2) Luces, radio… y móvil: mejor todo apagado
Aquí hay dos motivos: seguridad y distracciones.
- Apaga luces y sistemas eléctricos.
- Evita usar el móvil durante el repostaje: aunque el riesgo de chispa sea bajo, te distrae y puede hacerte cometer errores (rebosar, salpicar, dejar la pistola mal puesta…).
3) Prohibido fumar (y nada de mecheros, vapeadores o “una caladita rápida”)
En una gasolinera, no es solo una norma: es una barrera contra incendios.
- Nada de cigarrillos.
- Nada de mecheros/cerillas.
- Nada de vapeadores cerca del surtidor.
OSHA también lo contempla de forma tajante en entornos de repostaje: motor apagado y señalización de no fumar.
4) No te subas y bajes del coche mientras repostas (la electricidad estática existe)
Esta es la típica que casi nadie conoce: la electricidad estática puede descargarse en forma de chispa. La recomendación más repetida en guías de seguridad es:
- Evita entrar y salir del coche durante el repostaje.
- Si tienes que hacerlo, toca metal del exterior del vehículo (lejos de la boca del depósito) antes de volver a manipular la manguera.
Está explicado en guías de seguridad específicas para estaciones de servicio
5) No llenes “hasta arriba del todo” (y deja que la pistola corte)

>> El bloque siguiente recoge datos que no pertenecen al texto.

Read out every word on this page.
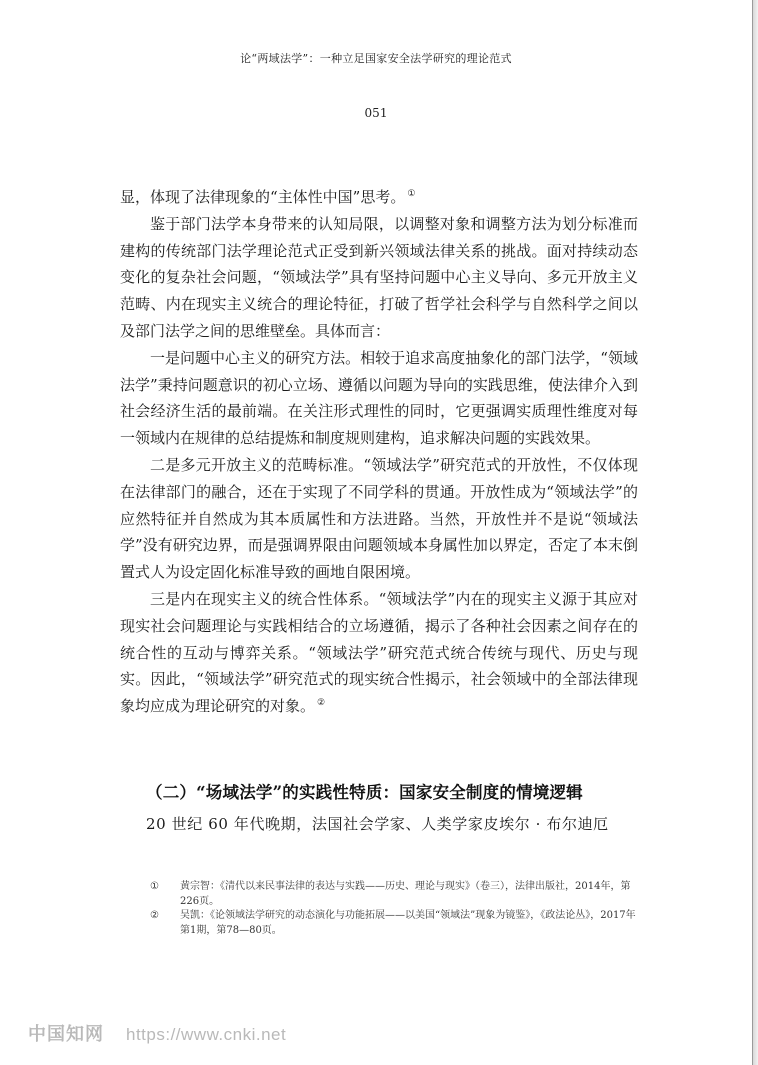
论“两域法学”：一种立足国家安全法学研究的理论范式
051

显，体现了法律现象的“主体性中国”思考。 ①

鉴于部门法学本身带来的认知局限，以调整对象和调整方法为划分标准而建构的传统部门法学理论范式正受到新兴领域法律关系的挑战。面对持续动态变化的复杂社会问题，“领域法学”具有坚持问题中心主义导向、多元开放主义范畴、内在现实主义统合的理论特征，打破了哲学社会科学与自然科学之间以及部门法学之间的思维壁垒。具体而言：

一是问题中心主义的研究方法。相较于追求高度抽象化的部门法学，“领域法学”秉持问题意识的初心立场、遵循以问题为导向的实践思维，使法律介入到社会经济生活的最前端。在关注形式理性的同时，它更强调实质理性维度对每一领域内在规律的总结提炼和制度规则建构，追求解决问题的实践效果。

二是多元开放主义的范畴标准。“领域法学”研究范式的开放性，不仅体现在法律部门的融合，还在于实现了不同学科的贯通。开放性成为“领域法学”的应然特征并自然成为其本质属性和方法进路。当然，开放性并不是说“领域法学”没有研究边界，而是强调界限由问题领域本身属性加以界定，否定了本末倒置式人为设定固化标准导致的画地自限困境。

三是内在现实主义的统合性体系。“领域法学”内在的现实主义源于其应对现实社会问题理论与实践相结合的立场遵循，揭示了各种社会因素之间存在的统合性的互动与博弈关系。“领域法学”研究范式统合传统与现代、历史与现实。因此，“领域法学”研究范式的现实统合性揭示，社会领域中的全部法律现象均应成为理论研究的对象。 ②

（二）“场域法学”的实践性特质：国家安全制度的情境逻辑
20 世纪 60 年代晚期，法国社会学家、人类学家皮埃尔 · 布尔迪厄
①	黄宗智：《清代以来民事法律的表达与实践——历史、理论与现实》（卷三），法律出版社，2014年，第226页。
②	吴凯：《论领域法学研究的动态演化与功能拓展——以美国“领域法”现象为镜鉴》，《政法论丛》，2017年第1期，第78—80页。
中国知网 https://www.cnki.net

Cuando la pistola corta, corta. Punto.
- No intentes “apurar” para que entren unos céntimos más.
- Evitas reboses, salpicaduras y más vapores.
Un pequeño derrame en la zona del surtidor es justo lo que queremos evitar.
6) Mantén distancia y orden: un repostaje “limpio” es un repostaje seguro
- Colócate bien para no tensar la manguera.
- No dejes la pistola apoyada “como sea”.
- No bloquees accesos ni pasos.
Parece básico, pero cuando la estación está llena se nota quién va con prisa… y quién va con cabeza.
7) Niños y mascotas: mejor fuera del área de repostaje
Si vas acompañado:
- Que los niños no anden cerca del surtidor.
- Mascotas controladas, sin correas largas.
- Salidas/entradas al coche, las mínimas.
Menos movimiento = menos riesgo.
8) Si usas bidones, que sean homologados (y con el bidón en el suelo)
Si vas a repostar en recipiente:
- Usa recipientes aprobados.
- Coloca el bidón en el suelo, estable, antes de llenarlo.
- Nunca llenes un bidón dentro del maletero.
Es una recomendación habitual en guías de seguridad para minimizar riesgos por estática y derrames.
9) Si huele mucho a combustible, ves un derrame o pasa “algo raro”: para y avisa
En caso de incidente:
- No arranques el coche.
- No uses el móvil junto al surtidor.
- Avisa al personal o sigue las instrucciones del punto de ayuda/seguridad si es autoservicio.
- Si hay riesgo o fuego, llama al 112.
Más vale cortar a tiempo que “arreglarlo rápido”.
En Grupo Badía, seguridad es “lo normal”
Repostar no debería ser un momento “en piloto automático”. En una gasolinera conviven combustible, vapores inflamables, electricidad y movimiento constante. Y por eso, la diferencia entre un repostaje normal y un susto suele estar en cosas tan simples como apagar el motor, evitar distracciones, respetar la señalización y actuar con calma.
En Grupo Badía nos tomamos la seguridad como lo que es: una forma de cuidar de ti y de los tuyos, no una lista de normas para cumplir por cumplir. Por eso, trabajamos para que te sientas cómodo, atendido y tranquilo en cada visita: instalaciones preparadas, procedimientos claros y un equipo que responde cuando lo necesitas.
¿La idea? Que salgas de la estación con la sensación de siempre: “todo controlado”. Porque cuando haces lo básico bien, el repostaje deja de ser un riesgo… y vuelve a ser lo que debe ser: una parada rápida, segura y sin complicaciones.
Y si alguna vez tienes dudas (o ves algo que no te cuadra), dínoslo. Estamos para ayudarte: un solo equipo, cercano y profesional, con una prioridad clara: tu seguridad, tu confianza y tu tranquilidad.